Sterling’s fragility remains following an increased bout of risk aversion as there has been an escalation in the sanction on Russia following the latest atrocities. The UK PMI construction index was unchanged at a 9-month high. Cost pressures remained intense with input price costs increasing at the fastest rate for six months. Overall business optimism dipped to a 17-month low, matching the decline seen in both the manufacturing and services sectors.
The recent downgrades in confidence and forward-looking data will be a concern for the Bank of England (BoE) as this will add another layer of complexity to the bank’s ability to raise interest rates.
It is a quiet day in terms of economic data, but Sterling will continue to be driven by risk trends.

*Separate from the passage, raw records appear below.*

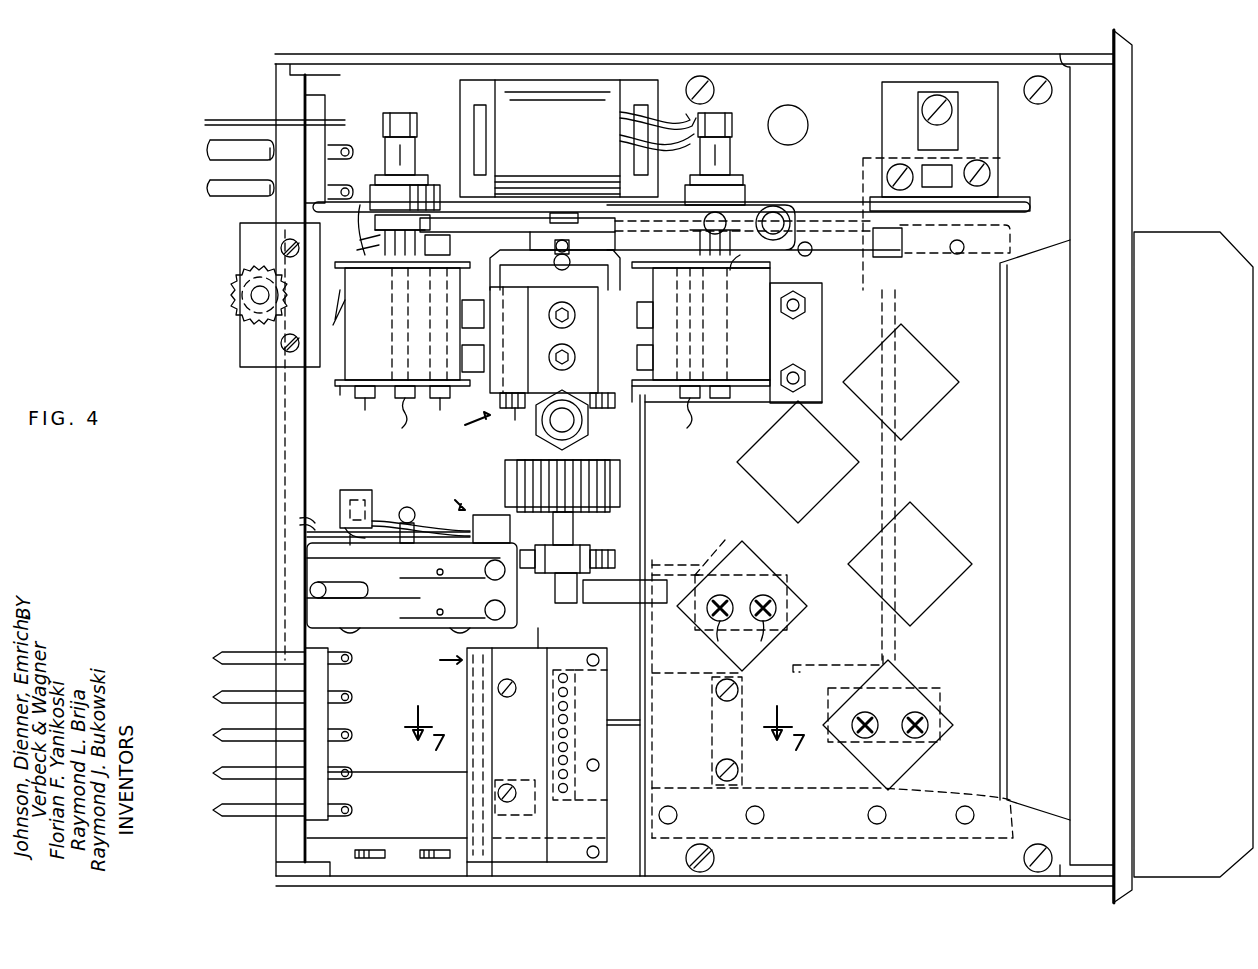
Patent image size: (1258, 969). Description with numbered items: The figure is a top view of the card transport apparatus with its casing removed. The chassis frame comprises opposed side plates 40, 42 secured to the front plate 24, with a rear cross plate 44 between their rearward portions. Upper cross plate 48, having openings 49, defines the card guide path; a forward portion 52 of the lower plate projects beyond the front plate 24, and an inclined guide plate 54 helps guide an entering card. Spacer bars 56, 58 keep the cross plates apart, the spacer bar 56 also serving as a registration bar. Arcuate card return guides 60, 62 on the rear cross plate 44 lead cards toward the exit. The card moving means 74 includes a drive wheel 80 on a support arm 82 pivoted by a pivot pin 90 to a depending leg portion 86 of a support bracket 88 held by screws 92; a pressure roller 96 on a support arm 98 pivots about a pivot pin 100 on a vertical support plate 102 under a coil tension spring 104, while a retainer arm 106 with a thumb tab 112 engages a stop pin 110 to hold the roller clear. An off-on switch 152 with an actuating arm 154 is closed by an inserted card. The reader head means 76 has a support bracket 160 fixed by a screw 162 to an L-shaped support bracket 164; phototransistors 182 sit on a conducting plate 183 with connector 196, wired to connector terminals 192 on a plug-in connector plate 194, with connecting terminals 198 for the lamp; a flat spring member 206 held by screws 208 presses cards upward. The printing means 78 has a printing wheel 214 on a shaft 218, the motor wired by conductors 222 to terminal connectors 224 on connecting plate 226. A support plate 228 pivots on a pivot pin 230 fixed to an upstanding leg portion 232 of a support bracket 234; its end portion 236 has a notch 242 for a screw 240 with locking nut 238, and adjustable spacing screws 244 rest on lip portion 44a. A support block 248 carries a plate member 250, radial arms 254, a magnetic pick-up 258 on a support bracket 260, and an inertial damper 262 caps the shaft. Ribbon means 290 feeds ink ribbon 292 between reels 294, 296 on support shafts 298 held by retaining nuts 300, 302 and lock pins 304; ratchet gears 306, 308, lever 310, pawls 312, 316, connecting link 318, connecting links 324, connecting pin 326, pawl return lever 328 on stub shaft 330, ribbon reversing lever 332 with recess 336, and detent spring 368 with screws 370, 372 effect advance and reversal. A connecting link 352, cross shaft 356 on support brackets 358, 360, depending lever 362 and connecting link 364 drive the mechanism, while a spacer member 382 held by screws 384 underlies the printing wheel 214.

The front plate 24 is at (1135, 61).
The side plate 40 is at (965, 886).
The side plate 42 is at (944, 60).
The rear cross plate 44 is at (285, 591).
The lip portion 44a is at (288, 430).
The upper cross plate 48 is at (1000, 430).
The openings 49 is at (912, 342).
The forward portion 52 is at (1208, 238).
The inclined guide plate 54 is at (1105, 587).
The spacer bar 56 is at (877, 830).
The spacer bar 58 is at (1010, 232).
The card return guide 60 is at (390, 775).
The card return guide 62 is at (345, 330).
The means for effecting selective movement 74 is at (449, 494).
The reader head means 76 is at (434, 660).
The printing means 78 is at (459, 425).
The drive wheel 80 is at (598, 548).
The support arm 82 is at (694, 555).
The depending leg portion 86 is at (760, 558).
The support bracket 88 is at (790, 582).
The pivot pin 90 is at (732, 530).
The screws 92 is at (762, 628).
The pressure roller 96 is at (580, 585).
The support arm 98 is at (409, 495).
The pivot pin 100 is at (490, 515).
The vertical support plate 102 is at (307, 536).
The coil tension spring 104 is at (430, 520).
The retainer arm 106 is at (365, 490).
The stop pin 110 is at (300, 536).
The thumb tab 112 is at (342, 500).
The off-on switch 152 is at (310, 627).
The switch contact actuating arm 154 is at (655, 603).
The support bracket 160 is at (525, 862).
The screw 162 is at (530, 660).
The L-shaped support bracket 164 is at (472, 870).
The phototransistors 182 is at (558, 762).
The conducting plate 183 is at (605, 795).
The connector terminals 192 is at (215, 698).
The plug-in connector plate 194 is at (315, 800).
The connector 196 is at (600, 765).
The connecting terminals 198 is at (636, 638).
The flat spring member 206 is at (687, 788).
The screws 208 is at (740, 690).
The printing wheel 214 is at (530, 350).
The shaft 218 is at (538, 640).
The conductors 222 is at (664, 95).
The terminal connectors 224 is at (205, 137).
The connecting plate 226 is at (315, 108).
The support plate 228 is at (852, 202).
The pivot pin 230 is at (920, 174).
The upstanding leg portion 232 is at (1000, 200).
The support bracket 234 is at (985, 120).
The end portion 236 is at (240, 241).
The locking nut 238 is at (260, 305).
The screw 240 is at (240, 300).
The notch 242 is at (250, 293).
The adjustable spacing screws 244 is at (286, 241).
The support block 248 is at (505, 390).
The plate member 250 is at (690, 390).
The radial arms 254 is at (505, 425).
The magnetic pick-up 258 is at (585, 425).
The support bracket 260 is at (540, 313).
The inertial damper 262 is at (620, 482).
The ink ribbon supply and advance means 290 is at (768, 336).
The ink ribbon 292 is at (352, 380).
The reel 294 is at (360, 392).
The reel 296 is at (764, 362).
The support shafts 298 is at (404, 426).
The retaining nut 300 is at (383, 203).
The retaining nut 302 is at (418, 175).
The lock pins 304 is at (362, 405).
The ratchet gear 306 is at (395, 255).
The ratchet gear 308 is at (725, 258).
The lever 310 is at (366, 184).
The pawl 312 is at (410, 262).
The pawl 316 is at (722, 265).
The connecting link 318 is at (545, 243).
The connecting links 324 is at (520, 225).
The connecting pin 326 is at (590, 200).
The pawl return lever 328 is at (616, 141).
The stub shaft 330 is at (560, 255).
The ribbon reversing lever 332 is at (445, 235).
The semi-circular recess 336 is at (555, 262).
The connecting link 352 is at (879, 246).
The cross shaft 356 is at (900, 470).
The support bracket 358 is at (1000, 152).
The support bracket 360 is at (915, 693).
The depending lever 362 is at (898, 660).
The connecting link 364 is at (810, 662).
The detent spring 368 is at (558, 213).
The screw 370 is at (787, 198).
The screw 372 is at (720, 218).
The spacer member 382 is at (812, 330).
The screws 384 is at (800, 305).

US Dollar Continues to Climb on Hawkish Minutes Report
The Dollar continued its recent climb on Wednesday following the release of the Fed’s Minutes report from the March meeting, reminding investors of the aggressive stance recently adopted by the Central bank. The report revealed that central bank Policymakers are determined to move the monetary policy to neutral expeditiously and that a move to a tighter policy could be warranted. The report also revealed that several officials would have preferred a 50-basis point hike at the March meeting, rather than the confirmed 25-basis point lift. Elsewhere on Wednesday, the Dollar continued to gain support as Philadelphia Fed President and Federal Open Market Committee (FOMC) member, Patrick Harker, commented that he would support methodically raising interest rates back to neutral, at around 2.5%. He also said that he doesn’t see high inflation going away any time soon and that high energy prices will be here for some time.
Markets will hear from several Fed officials on Thursday for further clues over the Fed’s timings of policy tightening and particularly for further clues over a 50-basis point hike in May. Elsewhere, weekly initial jobless claims data is set for release.
Euro Subdued on Dovish Comments
The Euro remained subdued during Wednesday’s trading and continued to test a fresh two-year low against the US Dollar. European Central Bank (ECB) Chief Economist Philip Lane commented that it is important not to overreact to the recent surge in inflation, triggered by supply chain issues and higher energy prices. He added that policymakers cannot respond to the current high inflation rates as its orientation is towards the medium-term and that officials will do whatever it takes to meet the central bank’s 2.0% inflation target.
Looking ahead to today, the focus will centre on the ECB meeting minutes. Money markets are currently pricing in a 55-basis point tightening of ECB tightening by year-end. On the economic calendar today, investors will review the release of the latest release of EU Retail Sales data.